How much do you really know about where you live?

Getting to know Water: What watershed do you live in? How much area does it cover? Where does your watershed start? Where does it end? How much precipitation do you get where you live? What time of year gets the most precipitation? What wildlife lives in the water part of your watershed (lakes, rivers, streams, wetlands)? How do you interact with those species? How many people reside in your watershed area? What species are native? Non-native? Are any of them economically or culturally important? How many can you identify by sight? What do people in your watershed use water for (agriculture, industry, residential)? If you live somewhere where water is plenty, is there a dam or mill, is the economy dependent on commercial fishing or recreation such as boating or fishing, is there a naval base or coast guard station, or a port? If you live somewhere where water is scarce, how is water use managed? Where does your water come from, and how is it treated? In your home, what do you use water for? How much water do you use? Where does it go after you flush or pull the plug in the drain? Historically speaking, how were the waterways of your watershed used by earlier in habitants? Are there folktales or myths associated with them? How do they impact the culture that lives there now?

Meet Crimson Clover (or Italian Clover), not to be confused with Red Clover (which is really pink), a non-native cover crop frequently planted in the southeastern US.

Meet Crimson Clover (or Italian Clover), not to be confused with Red Clover (which is really pink), a non-native cover crop frequently planted in the southeastern US.

Getting to know Earth: What geologic province do you live in? What is the soil order of your bioregion? What is your biome? Your ecoregion? What are the geological processes that shaped where you live? What fossils can be found in your area? Was your land once a mountain, a desert, an inland sea? What rocks and minerals are prevalent? Where do you live in comparison to sea level? What’s your latitude and longitude? When does your growing season begin? When do the first trees change color? When does it end? How has this changed over the years? What wildlife lives predominantly on the land portion of your bioregion? What species are native? Non-native? How many of them can you identify? Who are the historical inhabitants of the land where you live? Are any of them economically or culturally important? What did their homes and towns look like? How did they live in relationship to the land? Where there battles fought where you live? What stories and myths are told about the land where you live? Do you get forest fires? Earthquakes? What sort of land was your modern home, neighborhood, and town built upon? How many people live there now? How does the local population impact the land? What is consumed by humans from your area–food, livestock, minerals, coal, something else? What is the biggest environmental challenge that the land you live on faces?

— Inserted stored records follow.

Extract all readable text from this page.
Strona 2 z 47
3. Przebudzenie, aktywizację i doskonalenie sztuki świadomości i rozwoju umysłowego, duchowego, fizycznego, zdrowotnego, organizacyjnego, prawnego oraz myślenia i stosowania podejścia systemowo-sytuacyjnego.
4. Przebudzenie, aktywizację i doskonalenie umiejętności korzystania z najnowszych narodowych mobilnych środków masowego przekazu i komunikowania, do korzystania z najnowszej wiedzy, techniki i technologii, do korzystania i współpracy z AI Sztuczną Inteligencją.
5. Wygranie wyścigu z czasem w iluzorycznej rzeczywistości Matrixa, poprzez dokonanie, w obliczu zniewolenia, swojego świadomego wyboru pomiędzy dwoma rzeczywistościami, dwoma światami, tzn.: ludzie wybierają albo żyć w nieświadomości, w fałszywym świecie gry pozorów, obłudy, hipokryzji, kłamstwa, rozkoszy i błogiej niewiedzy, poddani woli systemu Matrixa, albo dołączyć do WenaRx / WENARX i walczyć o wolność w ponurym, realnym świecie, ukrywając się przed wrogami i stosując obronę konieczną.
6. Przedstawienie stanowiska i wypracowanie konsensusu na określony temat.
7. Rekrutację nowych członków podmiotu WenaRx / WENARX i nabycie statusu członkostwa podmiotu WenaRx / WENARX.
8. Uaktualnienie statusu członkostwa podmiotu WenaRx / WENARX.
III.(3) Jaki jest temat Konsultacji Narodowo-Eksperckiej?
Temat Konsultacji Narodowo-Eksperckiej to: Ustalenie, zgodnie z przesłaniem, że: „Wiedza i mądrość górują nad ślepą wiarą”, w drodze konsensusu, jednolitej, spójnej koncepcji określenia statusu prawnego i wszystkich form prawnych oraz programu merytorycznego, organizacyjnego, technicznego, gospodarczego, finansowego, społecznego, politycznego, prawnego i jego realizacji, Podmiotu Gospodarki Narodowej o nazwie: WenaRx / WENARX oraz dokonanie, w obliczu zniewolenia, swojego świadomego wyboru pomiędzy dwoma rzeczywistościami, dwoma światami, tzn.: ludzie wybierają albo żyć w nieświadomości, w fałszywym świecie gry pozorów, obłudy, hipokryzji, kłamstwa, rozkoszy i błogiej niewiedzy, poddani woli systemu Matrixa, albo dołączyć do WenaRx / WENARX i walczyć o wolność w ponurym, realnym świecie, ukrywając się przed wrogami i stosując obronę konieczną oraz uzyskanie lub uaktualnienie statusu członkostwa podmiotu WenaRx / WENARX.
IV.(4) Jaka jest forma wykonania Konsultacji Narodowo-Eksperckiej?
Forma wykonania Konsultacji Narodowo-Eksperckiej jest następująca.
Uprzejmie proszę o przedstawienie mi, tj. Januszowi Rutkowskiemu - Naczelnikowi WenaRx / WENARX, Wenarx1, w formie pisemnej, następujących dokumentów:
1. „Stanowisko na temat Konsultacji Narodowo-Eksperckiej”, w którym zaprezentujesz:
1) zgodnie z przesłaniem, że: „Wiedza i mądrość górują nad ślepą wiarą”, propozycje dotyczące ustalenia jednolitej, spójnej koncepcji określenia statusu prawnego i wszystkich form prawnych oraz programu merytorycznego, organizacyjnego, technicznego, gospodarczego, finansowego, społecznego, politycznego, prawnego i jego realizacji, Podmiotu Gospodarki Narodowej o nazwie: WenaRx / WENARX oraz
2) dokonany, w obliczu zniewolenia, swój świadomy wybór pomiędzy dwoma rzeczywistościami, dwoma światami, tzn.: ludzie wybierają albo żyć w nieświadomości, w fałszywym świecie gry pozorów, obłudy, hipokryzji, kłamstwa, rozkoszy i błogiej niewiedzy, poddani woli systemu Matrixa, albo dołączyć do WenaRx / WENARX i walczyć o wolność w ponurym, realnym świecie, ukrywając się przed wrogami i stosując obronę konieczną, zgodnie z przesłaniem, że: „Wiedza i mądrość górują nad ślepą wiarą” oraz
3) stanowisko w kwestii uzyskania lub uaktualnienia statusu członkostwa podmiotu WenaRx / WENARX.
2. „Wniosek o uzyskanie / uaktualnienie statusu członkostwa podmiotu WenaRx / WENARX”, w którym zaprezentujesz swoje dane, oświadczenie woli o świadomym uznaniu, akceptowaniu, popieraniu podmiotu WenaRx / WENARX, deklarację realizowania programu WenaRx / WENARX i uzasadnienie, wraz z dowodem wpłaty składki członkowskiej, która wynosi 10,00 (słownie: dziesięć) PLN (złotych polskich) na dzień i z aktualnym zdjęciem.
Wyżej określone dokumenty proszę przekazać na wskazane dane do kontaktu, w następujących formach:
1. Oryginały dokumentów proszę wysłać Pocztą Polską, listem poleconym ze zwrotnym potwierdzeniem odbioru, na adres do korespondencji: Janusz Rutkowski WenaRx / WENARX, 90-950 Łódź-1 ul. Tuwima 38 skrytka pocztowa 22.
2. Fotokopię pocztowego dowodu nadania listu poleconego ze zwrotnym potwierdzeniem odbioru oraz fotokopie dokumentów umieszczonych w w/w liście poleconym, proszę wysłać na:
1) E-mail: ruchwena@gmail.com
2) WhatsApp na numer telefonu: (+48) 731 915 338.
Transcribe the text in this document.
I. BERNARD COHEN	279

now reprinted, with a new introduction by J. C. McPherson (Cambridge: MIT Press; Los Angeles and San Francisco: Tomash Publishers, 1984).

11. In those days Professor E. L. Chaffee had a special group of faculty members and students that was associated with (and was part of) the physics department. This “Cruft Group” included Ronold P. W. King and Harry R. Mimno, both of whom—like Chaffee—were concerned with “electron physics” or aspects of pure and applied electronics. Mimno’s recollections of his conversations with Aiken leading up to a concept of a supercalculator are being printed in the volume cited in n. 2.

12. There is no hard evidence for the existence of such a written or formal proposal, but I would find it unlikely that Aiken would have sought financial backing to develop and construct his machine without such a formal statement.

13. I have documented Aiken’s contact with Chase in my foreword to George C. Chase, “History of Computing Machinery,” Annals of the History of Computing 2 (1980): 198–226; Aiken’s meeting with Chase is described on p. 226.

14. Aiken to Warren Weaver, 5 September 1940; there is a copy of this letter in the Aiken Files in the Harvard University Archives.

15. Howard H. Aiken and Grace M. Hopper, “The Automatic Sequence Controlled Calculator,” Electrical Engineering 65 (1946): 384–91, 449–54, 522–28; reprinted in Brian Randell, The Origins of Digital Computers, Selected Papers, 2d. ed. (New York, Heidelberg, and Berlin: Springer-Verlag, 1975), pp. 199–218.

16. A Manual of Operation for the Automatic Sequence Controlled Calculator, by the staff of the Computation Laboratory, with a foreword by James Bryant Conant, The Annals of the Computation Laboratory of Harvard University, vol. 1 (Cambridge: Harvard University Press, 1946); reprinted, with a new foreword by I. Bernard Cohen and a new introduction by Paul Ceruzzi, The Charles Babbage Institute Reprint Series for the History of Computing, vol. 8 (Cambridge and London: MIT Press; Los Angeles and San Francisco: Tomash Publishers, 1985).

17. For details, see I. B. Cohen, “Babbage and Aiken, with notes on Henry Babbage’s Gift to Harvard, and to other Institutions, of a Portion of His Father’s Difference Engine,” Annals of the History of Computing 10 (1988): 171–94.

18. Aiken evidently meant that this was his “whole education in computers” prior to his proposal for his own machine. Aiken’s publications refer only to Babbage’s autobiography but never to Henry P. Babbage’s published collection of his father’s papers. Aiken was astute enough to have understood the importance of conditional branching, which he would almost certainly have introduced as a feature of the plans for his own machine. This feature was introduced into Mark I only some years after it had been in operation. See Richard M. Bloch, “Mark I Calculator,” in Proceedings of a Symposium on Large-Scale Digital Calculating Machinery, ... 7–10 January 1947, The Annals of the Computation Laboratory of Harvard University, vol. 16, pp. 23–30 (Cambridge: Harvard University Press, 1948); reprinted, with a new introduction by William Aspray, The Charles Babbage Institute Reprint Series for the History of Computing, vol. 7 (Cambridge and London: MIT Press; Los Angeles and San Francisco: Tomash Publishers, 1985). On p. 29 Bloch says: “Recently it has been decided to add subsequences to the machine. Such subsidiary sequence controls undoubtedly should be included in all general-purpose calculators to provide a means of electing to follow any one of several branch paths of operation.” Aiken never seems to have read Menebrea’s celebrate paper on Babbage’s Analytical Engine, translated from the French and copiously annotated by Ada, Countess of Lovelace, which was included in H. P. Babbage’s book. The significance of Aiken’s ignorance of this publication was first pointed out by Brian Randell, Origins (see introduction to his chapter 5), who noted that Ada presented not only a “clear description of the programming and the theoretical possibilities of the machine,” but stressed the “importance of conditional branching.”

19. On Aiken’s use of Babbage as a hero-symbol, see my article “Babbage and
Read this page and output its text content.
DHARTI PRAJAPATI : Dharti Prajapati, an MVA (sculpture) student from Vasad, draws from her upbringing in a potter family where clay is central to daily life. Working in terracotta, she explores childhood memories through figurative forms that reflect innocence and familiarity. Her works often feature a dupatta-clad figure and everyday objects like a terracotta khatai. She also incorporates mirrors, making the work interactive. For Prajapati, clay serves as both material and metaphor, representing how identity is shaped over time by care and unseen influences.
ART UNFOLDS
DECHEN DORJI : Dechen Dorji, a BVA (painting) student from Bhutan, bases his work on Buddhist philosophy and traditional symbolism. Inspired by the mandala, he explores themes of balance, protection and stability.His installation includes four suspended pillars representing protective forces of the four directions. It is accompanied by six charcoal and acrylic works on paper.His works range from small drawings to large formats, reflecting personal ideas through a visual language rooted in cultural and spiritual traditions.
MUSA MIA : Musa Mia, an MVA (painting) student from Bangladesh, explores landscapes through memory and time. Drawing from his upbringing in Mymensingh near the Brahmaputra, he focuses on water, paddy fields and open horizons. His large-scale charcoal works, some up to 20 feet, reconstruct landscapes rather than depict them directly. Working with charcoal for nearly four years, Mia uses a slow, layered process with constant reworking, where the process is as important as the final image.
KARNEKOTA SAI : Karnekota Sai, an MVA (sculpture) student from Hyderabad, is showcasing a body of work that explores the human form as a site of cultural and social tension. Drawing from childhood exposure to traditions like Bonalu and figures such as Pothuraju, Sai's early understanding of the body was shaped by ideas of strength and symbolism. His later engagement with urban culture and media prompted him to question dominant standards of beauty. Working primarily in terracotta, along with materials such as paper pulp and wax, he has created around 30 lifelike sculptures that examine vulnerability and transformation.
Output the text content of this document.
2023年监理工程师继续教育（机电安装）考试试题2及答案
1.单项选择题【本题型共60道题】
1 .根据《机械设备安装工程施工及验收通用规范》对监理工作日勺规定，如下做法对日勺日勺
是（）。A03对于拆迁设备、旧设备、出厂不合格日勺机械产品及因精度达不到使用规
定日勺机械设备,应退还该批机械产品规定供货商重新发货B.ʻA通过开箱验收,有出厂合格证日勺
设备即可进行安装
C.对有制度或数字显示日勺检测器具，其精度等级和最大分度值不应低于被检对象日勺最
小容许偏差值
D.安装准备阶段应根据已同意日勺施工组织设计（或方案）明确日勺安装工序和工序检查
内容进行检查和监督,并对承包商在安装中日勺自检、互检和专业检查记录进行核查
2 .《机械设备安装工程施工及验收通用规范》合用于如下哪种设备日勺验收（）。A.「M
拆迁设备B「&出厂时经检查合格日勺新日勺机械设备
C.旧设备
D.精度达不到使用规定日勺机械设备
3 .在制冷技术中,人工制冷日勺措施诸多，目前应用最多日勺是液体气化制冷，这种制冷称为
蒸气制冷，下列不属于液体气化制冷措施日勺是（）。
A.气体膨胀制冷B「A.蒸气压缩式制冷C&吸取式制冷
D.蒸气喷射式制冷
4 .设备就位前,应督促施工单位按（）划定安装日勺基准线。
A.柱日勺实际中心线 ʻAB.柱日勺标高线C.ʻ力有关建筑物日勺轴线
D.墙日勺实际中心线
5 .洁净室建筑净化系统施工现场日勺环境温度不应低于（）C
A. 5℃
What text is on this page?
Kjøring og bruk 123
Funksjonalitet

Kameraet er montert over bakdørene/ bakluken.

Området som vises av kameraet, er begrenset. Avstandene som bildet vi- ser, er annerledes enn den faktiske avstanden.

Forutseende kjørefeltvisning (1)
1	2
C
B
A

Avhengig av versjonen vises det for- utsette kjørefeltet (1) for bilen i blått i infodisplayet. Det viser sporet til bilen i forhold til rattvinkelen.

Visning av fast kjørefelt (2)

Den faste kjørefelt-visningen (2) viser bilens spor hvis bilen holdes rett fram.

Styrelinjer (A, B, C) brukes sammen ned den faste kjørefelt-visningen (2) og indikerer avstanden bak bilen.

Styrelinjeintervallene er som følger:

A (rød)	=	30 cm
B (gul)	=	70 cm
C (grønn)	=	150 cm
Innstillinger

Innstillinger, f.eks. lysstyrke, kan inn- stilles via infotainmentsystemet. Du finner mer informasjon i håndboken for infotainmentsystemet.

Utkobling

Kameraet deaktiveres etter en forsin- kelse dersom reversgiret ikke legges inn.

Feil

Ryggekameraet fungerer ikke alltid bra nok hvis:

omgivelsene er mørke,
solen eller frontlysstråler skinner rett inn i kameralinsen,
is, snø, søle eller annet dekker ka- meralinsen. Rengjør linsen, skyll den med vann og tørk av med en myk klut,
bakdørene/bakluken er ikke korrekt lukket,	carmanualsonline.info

Getting to know Air: What is the prevailing climate where you live? What is your climate zone? What is the coldest month of the year by average temperature? What is the hottest? What is the coldest historical temperature? The hottest? What birds in your area are invasive? Where are you in relation to the jet stream? What is the major driver of weather in your bioregion? What direction does your weather come from? If you live in the same area as your family, how has the weather changed since your parents or grandparents were children? When do birds in your region begin to nest? When do they leave on migration? What birds in your area are threatened or endangered? Where is the best place to fly a kite? What wildlife lives predominantly on the land portion of your bioregion? What species are native? Non-native? How many of them can you identify? Who are the historical inhabitants of the land where you live? Are any of them economically or culturally important?? How are bees doing in your region? Do you get tornados? Hurricanes? Do you live at an unusual altitude? What sort of interaction do people in your area have with air–is there a local airport, a military base with jets?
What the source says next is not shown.